Milenkovic develops model to predict virus outbreaks, develop better vaccines
Kim Gudeman, Coordinated Science Lab
- Professor Olgica Milenkovic developed a mathematical model for predicting which virus strains will be most harmful.
- Vaccine makers can use the information to create more effective vaccines for influenza.
- The model can be applied to many other viruses such as smallpox, but it does not work against retroviruses such as HIV.
Get a flu shot, prevent the flu? While the vaccine often works, there are other years when a high percentage of patients who received the shot get influenza anyway.
ECE Assistant Professor Olgica Milenkovic believes that it’s possible to create more consistently effective vaccines--and that the solution is better math.
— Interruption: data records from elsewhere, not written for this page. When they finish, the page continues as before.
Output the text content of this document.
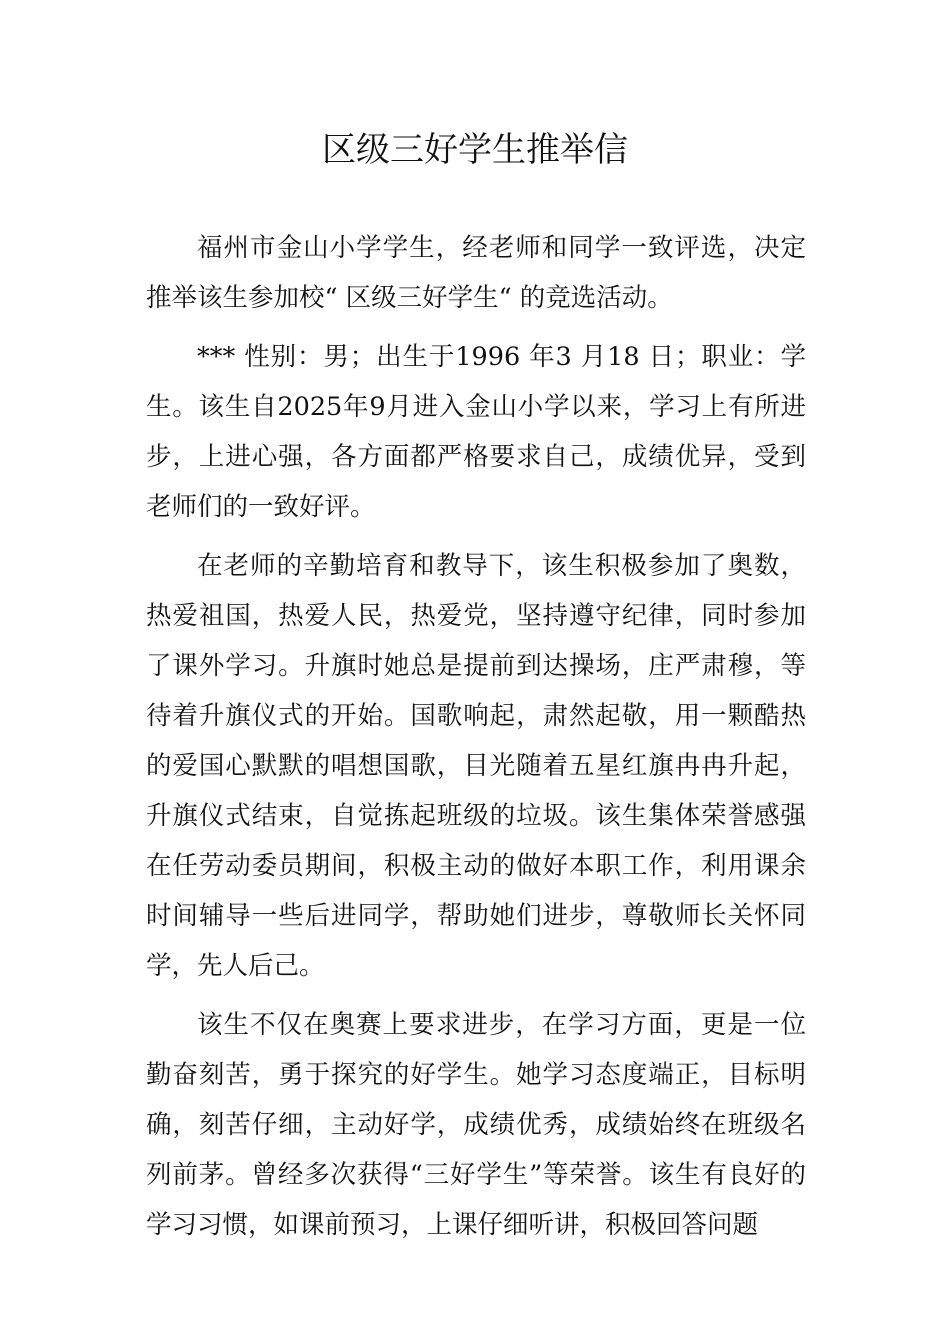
区级三好学生推举信

福州市金山小学学生，经老师和同学一致评选，决定推举该生参加校“ 区级三好学生“ 的竞选活动。

*** 性别：男；出生于1996 年3 月18 日；职业：学生。该生自2025年9月进入金山小学以来，学习上有所进步，上进心强，各方面都严格要求自己，成绩优异，受到老师们的一致好评。

在老师的辛勤培育和教导下，该生积极参加了奥数，热爱祖国，热爱人民，热爱党，坚持遵守纪律，同时参加了课外学习。升旗时她总是提前到达操场，庄严肃穆，等待着升旗仪式的开始。国歌响起，肃然起敬，用一颗酷热的爱国心默默的唱想国歌，目光随着五星红旗冉冉升起，升旗仪式结束，自觉拣起班级的垃圾。该生集体荣誉感强在任劳动委员期间，积极主动的做好本职工作，利用课余时间辅导一些后进同学，帮助她们进步，尊敬师长关怀同学，先人后己。

该生不仅在奥赛上要求进步，在学习方面，更是一位勤奋刻苦，勇于探究的好学生。她学习态度端正，目标明确，刻苦仔细，主动好学，成绩优秀，成绩始终在班级名列前茅。曾经多次获得“三好学生”等荣誉。该生有良好的学习习惯，如课前预习，上课仔细听讲，积极回答问题
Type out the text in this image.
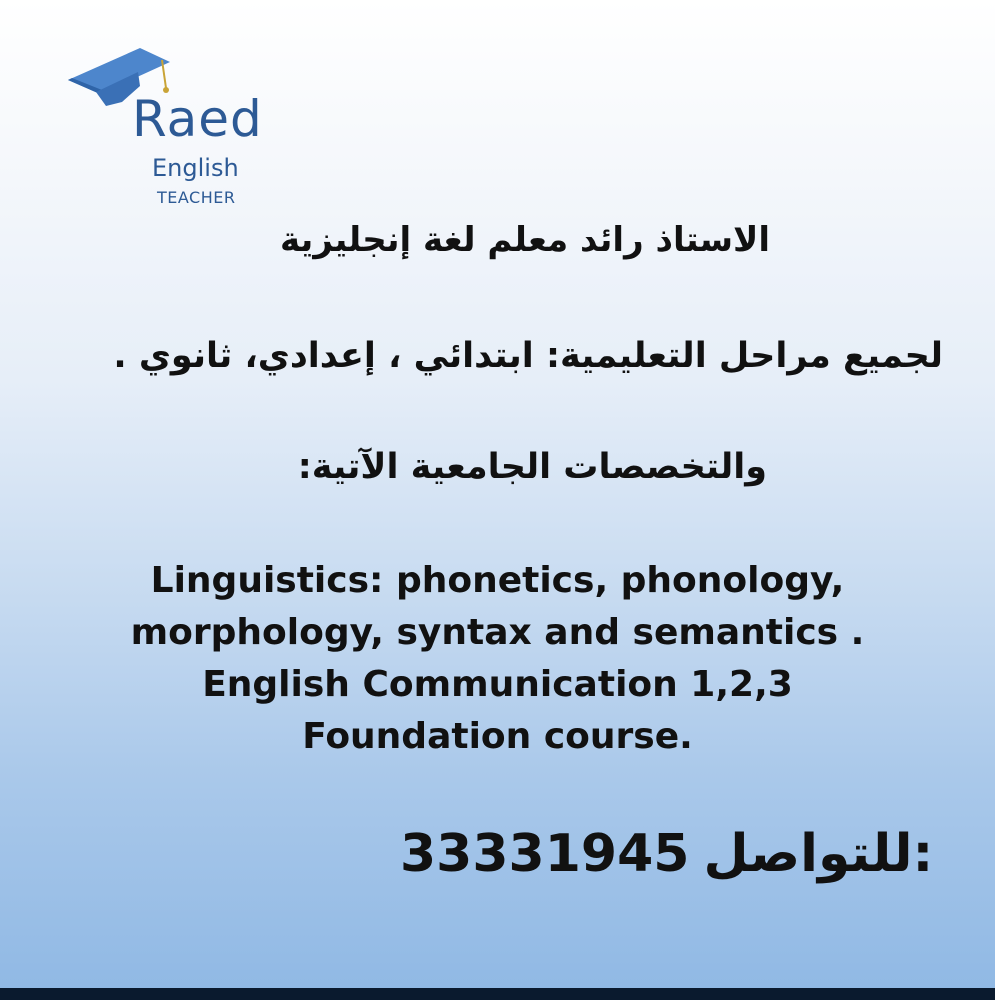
Raed
English
TEACHER
الاستاذ رائد معلم لغة إنجليزية
لجميع مراحل التعليمية: ابتدائي ، إعدادي، ثانوي .
والتخصصات الجامعية الآتية:
Linguistics: phonetics, phonology,
morphology, syntax and semantics .
English Communication 1,2,3
Foundation course.
33331945 :للتواصل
Milenkovic and her research team have developed a new mathematical model for predicting which strains of a virus will be the most virulent and harmful to the general population. Vaccine makers can use the information to create more effective vaccines for influenza and other viruses.
“You can only include three or four strains of influenza in a flu vaccine,” said Milenkovic, a resident researcher in the Coordinated Science Laboratory. “What our model does is help you choose the three or four strains most likely to do the most harm.”
Currently, the Center for Disease Control uses random, one-dimensional sampling throughout the country to identify the viruses that appear most frequently. Researchers use the DNA sequence to classify the strains. The center also works with foreign governments since travelers often bring new strains into the country.
But this approach has limitations. Viruses and their DNA mutate quickly. So if enough time elapses between collection points, it’s possible to find two viruses with similar sequences that are completely different strains.
Furthermore, sampling entire households could also throw off the numbers. If people live together, it’s more likely a virus will spread, but it’s not necessarily the best indicator of the virulence of each strain. A home may have 10 people who all catch a mild virus, but the results should be weighed (and perhaps discounted) against a household with four people who get violently ill with an aggressive strain.
Milenkovic’s probability model tackles these problems with algorithms that account for spatial and time coordinates related to sampling. The model reveals the correct distribution of viruses, the frequency of viruses in the population even using a small sample, the percentage of viruses that may be missing from the sampling, and the original frequencies of the viruses independent of sampling techniques.
“When you don’t know the parameters, the algorithm still works,” she said.
The algorithm easily detects the most aggressive viruses. The group also developed an iterative algorithm that identifies viruses that aren’t as virulent, but spread easily, when compared with 200 virus sequences. Milenkovic’s team is still testing the algorithm against larger populations.
In addition to the flu, the model can be applied to many other viruses such as smallpox. The model does not work against retroviruses such as HIV.